Fürs Erste würde es mir jedoch reichen, dieses Haus lebend zu verlassen.
Leise sagte Francesco etwas zu der Person, die die Waffe hielt und kurz darauf wurde ich in einen dreckigen Flur gezogen.
Zuerst bemerkte ich den Riesen, der mich skeptisch anblickte.
Er trug eine ausgeblichene Jogginghose und ein weißes Unterhemd. Auf seinem kahlen Kopf befand sich nicht das Einzigste Haar und überall wo man hinsah hatte er Tattoos.
Ob Francesco wohl auch tätowiert war? Verdammt, wie kam ich auf solche Gedanken?
Raus, raus, raus aus meinem Kopf!
Francesco sagte etwas auf Italienisch zu dem Ungetüm, woraufhin dieser die Waffe sinken ließ und schließlich in den Hosenbund an seinem Rücken schob.
Brummend nickte der Riese, dann wackelte er vor uns den nur spärlich beleuchteten Flur entlang.
Alle Zimmer an denen wir vorbeikamen waren leer und unbewohnt.
Nur aus einem Raum am Ende des Flurs, drangen Stimmen.
Offenbar war das auch unser Ziel.
Bevor wir das Zimmer betraten, drehte Francesco sich zu mir und sah mir tief in die Augen.
„Sprich nur, wenn du dazu aufgefordert wirst. Und bitte, mach nichts Unüberlegtes. Das sind wichtige Geschäftspartner von mir.", bat er und drückte meine Hand, ehe er ins Licht eintauchte und mich hinterherschliff.
Ein süßlicher Duft lag in der Luft und ich brauchte nicht lange, um einzuordnen, nach was genau es roch.
In der Mitte des Raumes saßen drei Männer auf dem Boden um einen flachen Tisch. Auf dem Tisch lagen verschiedene Pistolen.

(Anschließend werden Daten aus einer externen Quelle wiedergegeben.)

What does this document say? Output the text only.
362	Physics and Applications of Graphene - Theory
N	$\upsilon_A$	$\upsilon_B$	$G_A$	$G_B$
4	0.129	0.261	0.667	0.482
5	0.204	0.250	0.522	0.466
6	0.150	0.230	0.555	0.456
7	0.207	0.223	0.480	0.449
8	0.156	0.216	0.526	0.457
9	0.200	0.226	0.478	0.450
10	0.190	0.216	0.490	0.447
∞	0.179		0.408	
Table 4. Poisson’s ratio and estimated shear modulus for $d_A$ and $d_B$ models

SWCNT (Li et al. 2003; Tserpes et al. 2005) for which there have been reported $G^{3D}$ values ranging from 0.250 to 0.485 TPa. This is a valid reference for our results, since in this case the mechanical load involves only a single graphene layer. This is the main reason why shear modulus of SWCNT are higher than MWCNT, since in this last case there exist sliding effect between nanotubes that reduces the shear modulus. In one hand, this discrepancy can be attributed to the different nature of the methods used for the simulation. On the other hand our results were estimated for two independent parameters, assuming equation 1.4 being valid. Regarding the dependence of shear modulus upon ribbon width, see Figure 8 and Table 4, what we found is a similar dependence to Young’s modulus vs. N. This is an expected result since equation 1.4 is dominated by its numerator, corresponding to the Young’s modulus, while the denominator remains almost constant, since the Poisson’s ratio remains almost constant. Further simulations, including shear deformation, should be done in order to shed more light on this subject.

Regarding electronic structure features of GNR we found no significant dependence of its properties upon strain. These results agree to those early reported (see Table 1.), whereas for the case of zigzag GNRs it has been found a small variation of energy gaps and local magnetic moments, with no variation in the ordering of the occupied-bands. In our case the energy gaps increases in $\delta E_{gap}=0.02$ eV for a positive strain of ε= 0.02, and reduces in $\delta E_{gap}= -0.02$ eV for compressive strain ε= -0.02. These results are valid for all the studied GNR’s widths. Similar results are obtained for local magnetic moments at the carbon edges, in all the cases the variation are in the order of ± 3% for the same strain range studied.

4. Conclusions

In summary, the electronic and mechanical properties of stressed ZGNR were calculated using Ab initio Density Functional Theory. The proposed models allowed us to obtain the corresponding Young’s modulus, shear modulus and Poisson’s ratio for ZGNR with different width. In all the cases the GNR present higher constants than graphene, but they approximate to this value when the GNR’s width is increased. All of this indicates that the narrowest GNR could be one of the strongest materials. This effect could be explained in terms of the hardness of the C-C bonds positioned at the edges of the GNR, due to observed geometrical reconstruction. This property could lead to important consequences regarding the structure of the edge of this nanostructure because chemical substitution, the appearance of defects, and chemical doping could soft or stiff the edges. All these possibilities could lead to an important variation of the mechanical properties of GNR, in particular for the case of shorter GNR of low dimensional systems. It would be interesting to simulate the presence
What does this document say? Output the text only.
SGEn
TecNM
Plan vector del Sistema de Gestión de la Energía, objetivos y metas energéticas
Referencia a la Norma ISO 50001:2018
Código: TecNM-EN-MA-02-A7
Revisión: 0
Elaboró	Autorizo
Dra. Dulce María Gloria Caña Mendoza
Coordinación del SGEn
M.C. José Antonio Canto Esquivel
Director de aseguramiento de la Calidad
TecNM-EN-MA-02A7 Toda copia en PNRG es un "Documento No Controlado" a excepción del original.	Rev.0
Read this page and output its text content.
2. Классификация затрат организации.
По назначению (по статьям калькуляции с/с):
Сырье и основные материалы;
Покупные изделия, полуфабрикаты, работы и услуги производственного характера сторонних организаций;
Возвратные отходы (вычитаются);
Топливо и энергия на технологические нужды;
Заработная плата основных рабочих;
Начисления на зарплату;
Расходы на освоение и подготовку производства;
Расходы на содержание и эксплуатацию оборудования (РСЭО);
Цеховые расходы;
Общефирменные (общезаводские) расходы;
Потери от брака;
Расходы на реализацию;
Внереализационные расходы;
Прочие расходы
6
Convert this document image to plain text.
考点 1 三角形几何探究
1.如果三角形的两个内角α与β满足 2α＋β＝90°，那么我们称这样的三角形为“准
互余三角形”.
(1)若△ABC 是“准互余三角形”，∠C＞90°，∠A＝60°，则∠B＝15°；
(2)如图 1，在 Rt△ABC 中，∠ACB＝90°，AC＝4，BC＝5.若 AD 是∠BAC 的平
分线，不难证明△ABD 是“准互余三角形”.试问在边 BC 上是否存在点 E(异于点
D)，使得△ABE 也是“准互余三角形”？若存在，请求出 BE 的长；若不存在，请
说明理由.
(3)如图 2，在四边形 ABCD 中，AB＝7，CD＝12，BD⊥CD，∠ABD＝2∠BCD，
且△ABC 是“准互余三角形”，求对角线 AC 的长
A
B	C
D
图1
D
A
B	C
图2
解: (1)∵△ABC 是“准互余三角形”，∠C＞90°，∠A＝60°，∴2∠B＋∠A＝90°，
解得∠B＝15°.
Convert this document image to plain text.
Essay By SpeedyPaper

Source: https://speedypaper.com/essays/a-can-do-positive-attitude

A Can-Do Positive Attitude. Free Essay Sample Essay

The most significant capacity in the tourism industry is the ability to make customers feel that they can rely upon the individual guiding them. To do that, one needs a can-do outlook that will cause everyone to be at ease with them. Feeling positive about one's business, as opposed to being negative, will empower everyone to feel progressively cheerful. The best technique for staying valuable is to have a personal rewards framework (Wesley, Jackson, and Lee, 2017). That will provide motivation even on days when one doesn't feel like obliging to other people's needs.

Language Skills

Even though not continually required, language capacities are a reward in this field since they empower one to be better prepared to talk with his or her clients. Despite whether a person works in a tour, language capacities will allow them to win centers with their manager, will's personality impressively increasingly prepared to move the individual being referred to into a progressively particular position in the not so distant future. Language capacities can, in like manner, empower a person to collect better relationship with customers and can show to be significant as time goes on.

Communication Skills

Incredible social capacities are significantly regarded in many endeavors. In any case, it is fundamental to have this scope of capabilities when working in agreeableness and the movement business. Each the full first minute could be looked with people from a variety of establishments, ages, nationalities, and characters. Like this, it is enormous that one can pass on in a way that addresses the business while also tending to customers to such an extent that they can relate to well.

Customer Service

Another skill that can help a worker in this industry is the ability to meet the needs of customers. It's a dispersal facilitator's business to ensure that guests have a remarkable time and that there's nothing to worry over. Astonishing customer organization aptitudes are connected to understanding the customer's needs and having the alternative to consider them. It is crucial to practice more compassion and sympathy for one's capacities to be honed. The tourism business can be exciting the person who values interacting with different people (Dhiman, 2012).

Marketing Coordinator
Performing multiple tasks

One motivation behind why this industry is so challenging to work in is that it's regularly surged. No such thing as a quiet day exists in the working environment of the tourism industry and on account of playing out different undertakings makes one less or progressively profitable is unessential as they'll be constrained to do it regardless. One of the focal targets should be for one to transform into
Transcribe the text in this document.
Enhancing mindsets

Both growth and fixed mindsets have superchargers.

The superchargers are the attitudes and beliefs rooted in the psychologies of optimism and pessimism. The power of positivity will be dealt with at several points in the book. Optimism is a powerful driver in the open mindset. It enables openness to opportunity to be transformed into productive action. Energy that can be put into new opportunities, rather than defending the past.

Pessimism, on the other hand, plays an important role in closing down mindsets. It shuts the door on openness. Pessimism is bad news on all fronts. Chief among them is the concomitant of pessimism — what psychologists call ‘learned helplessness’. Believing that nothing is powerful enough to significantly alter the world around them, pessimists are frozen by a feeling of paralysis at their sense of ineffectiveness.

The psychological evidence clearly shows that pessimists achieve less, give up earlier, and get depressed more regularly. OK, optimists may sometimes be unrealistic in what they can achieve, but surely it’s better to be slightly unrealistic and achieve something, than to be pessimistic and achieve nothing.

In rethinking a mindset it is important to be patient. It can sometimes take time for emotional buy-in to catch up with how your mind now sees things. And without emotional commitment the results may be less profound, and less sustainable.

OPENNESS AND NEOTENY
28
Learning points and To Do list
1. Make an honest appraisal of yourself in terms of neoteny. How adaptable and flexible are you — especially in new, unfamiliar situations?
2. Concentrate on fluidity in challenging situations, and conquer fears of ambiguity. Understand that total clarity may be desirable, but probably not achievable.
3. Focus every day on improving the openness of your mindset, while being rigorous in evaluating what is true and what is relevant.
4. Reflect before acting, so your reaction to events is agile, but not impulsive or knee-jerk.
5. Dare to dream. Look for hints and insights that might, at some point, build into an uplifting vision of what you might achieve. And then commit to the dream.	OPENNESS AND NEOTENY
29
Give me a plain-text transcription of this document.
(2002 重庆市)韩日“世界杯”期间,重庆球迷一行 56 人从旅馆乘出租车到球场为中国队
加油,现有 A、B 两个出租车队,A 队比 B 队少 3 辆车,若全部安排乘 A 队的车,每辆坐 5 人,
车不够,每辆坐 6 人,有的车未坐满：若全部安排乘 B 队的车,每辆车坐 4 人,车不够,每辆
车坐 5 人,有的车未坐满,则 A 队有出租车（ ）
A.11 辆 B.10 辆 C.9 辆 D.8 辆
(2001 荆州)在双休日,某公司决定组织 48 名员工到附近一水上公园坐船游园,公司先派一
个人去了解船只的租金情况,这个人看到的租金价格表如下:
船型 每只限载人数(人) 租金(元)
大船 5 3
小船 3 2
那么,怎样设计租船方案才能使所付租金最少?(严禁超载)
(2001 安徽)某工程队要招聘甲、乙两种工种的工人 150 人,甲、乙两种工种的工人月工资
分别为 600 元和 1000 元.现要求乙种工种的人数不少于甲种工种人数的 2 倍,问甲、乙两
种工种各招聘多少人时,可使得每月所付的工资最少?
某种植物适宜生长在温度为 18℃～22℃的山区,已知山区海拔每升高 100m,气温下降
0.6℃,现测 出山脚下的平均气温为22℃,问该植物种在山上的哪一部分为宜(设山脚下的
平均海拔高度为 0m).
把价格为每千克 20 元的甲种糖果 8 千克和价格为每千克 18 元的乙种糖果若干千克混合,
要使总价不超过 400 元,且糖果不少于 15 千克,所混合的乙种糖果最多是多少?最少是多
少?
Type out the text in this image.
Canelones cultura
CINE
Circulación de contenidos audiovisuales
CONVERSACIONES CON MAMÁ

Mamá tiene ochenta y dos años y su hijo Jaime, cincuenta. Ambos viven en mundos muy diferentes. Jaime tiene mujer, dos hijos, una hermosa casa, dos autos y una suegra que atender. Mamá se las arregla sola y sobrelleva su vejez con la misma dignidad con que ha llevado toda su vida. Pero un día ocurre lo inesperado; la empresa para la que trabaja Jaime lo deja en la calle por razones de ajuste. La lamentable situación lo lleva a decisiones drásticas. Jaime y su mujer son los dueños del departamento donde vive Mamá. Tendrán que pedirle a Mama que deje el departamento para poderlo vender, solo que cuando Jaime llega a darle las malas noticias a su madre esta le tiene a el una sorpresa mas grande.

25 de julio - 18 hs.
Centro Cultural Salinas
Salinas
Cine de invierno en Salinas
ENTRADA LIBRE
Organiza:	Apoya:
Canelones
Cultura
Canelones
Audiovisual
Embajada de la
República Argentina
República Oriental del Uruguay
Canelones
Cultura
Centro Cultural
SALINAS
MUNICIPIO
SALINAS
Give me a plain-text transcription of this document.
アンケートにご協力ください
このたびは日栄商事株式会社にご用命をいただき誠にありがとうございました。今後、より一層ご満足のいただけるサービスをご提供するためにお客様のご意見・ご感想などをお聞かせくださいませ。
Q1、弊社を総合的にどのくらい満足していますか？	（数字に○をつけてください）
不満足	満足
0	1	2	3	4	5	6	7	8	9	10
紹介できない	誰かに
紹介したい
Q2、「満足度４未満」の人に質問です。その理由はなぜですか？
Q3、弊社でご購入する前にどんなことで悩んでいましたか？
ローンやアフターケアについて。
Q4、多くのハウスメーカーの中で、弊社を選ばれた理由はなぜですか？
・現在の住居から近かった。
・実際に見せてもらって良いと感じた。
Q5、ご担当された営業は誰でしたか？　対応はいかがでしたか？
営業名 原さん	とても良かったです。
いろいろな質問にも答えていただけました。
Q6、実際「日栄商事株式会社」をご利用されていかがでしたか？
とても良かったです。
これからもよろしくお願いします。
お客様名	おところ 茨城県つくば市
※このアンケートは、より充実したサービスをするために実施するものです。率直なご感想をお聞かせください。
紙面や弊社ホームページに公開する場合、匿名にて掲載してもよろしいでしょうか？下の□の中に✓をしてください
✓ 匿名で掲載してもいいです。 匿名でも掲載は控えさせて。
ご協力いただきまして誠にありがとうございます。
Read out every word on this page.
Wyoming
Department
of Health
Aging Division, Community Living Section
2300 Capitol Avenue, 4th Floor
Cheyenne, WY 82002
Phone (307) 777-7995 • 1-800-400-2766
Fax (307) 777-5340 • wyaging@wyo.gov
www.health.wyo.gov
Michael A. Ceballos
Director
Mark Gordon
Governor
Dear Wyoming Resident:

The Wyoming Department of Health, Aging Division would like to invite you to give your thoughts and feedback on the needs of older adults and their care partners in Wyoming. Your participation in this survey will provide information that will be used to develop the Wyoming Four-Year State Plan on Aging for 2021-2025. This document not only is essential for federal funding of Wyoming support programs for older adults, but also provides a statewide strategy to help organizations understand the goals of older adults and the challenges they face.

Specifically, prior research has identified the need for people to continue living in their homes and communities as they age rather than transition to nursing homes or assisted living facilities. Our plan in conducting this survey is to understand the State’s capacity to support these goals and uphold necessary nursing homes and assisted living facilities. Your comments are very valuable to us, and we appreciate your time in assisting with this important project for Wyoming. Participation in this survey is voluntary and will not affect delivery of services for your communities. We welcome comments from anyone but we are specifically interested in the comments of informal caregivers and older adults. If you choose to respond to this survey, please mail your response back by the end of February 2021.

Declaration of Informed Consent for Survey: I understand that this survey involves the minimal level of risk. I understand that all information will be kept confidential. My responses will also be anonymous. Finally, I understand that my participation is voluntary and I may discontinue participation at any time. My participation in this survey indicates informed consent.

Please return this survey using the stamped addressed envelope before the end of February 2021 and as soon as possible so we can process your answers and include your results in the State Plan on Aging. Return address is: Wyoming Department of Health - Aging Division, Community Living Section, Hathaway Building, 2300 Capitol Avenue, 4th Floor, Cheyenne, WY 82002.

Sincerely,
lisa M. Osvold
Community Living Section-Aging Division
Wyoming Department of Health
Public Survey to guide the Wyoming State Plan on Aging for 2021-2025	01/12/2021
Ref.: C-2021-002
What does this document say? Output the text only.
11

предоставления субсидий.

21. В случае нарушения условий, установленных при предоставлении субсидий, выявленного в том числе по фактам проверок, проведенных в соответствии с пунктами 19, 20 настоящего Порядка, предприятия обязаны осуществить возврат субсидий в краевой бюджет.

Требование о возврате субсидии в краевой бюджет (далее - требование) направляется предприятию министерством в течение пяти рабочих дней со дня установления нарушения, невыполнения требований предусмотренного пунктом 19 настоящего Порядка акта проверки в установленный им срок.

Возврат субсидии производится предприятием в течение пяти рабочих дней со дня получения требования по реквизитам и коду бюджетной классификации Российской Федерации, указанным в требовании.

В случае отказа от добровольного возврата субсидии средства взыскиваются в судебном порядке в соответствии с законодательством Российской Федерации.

Einer der Männer zog gerade ein weißliches Pulver durch ein dünnes Röhrchen in seine Nase und atmete danach tief durch.
Ungefähr vier Beutel mit ähnlichem Inhalt lagen ebenfalls neben den Waffen.
Langsam ließ ich meinen Blick durch die Umgebung gleiten und zählte vier weitere Männer, mit großen Gewähren in den Händen, an den Wänden positioniert. Mir wurde flau im Magen...
„Salve Francesco.", rief einer der jungen Männer erfreut, als er meinen Begleiter entdeckte und richtete sich auf.
Er kam auf uns zu und umarmte Francesco kurz brüderlich. Er war nicht sehr groß, trug eine enge Jeans und ein weißes Hemd, was er an den Ärmeln hochgekrempelt hatte. Seine hellen Haare brachten seine eiskalten Augen nur besser zur Geltung. Seine Augen waren hellblau und wirkten in gewisser Weise tot. So wie die eines Haies.
Danach fiel der Blick des Unbekannten, der hier offenbar das Sagen hatte auf mich und er pfiff anerkennend durch die Zähne.
Er drehte sich zu den anderen beiden Männern, die noch immer auf dem Boden saßen und inzwischen, die weiß gefüllten Tütchen und die Waffen verschwinden lassen hatten und machte die zwei auf mich aufmerksam.
Unbemerkt schob Francesco sich ein wenig vor mich, und ich dankte ihm im Stillen dafür, denn die Blicke der Fremden waren mehr als unangenehm.
Der Mann, der vor uns stand, lächelte mich dreckig an, ehe er sich an Francesco wandte und auf Italienisch etwas fragte.
Da sein Blick dabei unverwandt auf mir lag, konnte ich mir denken um was es bei seiner Frage ging.
Francesco antwortete direkt und blickte von der Seite zu mir. Ein lockeres Lächeln auf seinen Zügen.
Haiauge klatschte amüsiert in die Hände, dann bat er uns einen Platz vor dem flachen Holztisch an.
„Was hast er gesagt?", fragte ich Francesco leise, während wir uns auf dem Boden niederließen.
„Er wollte wissen, wie viel er für dich zahlen müsste.", erklärte er und grinste frech.
Entsetzt sah ich ihn an. „Und was hast du geantwortet?"
Sein Grinsen wurde breiter. „Dass du unverkäuflich seist."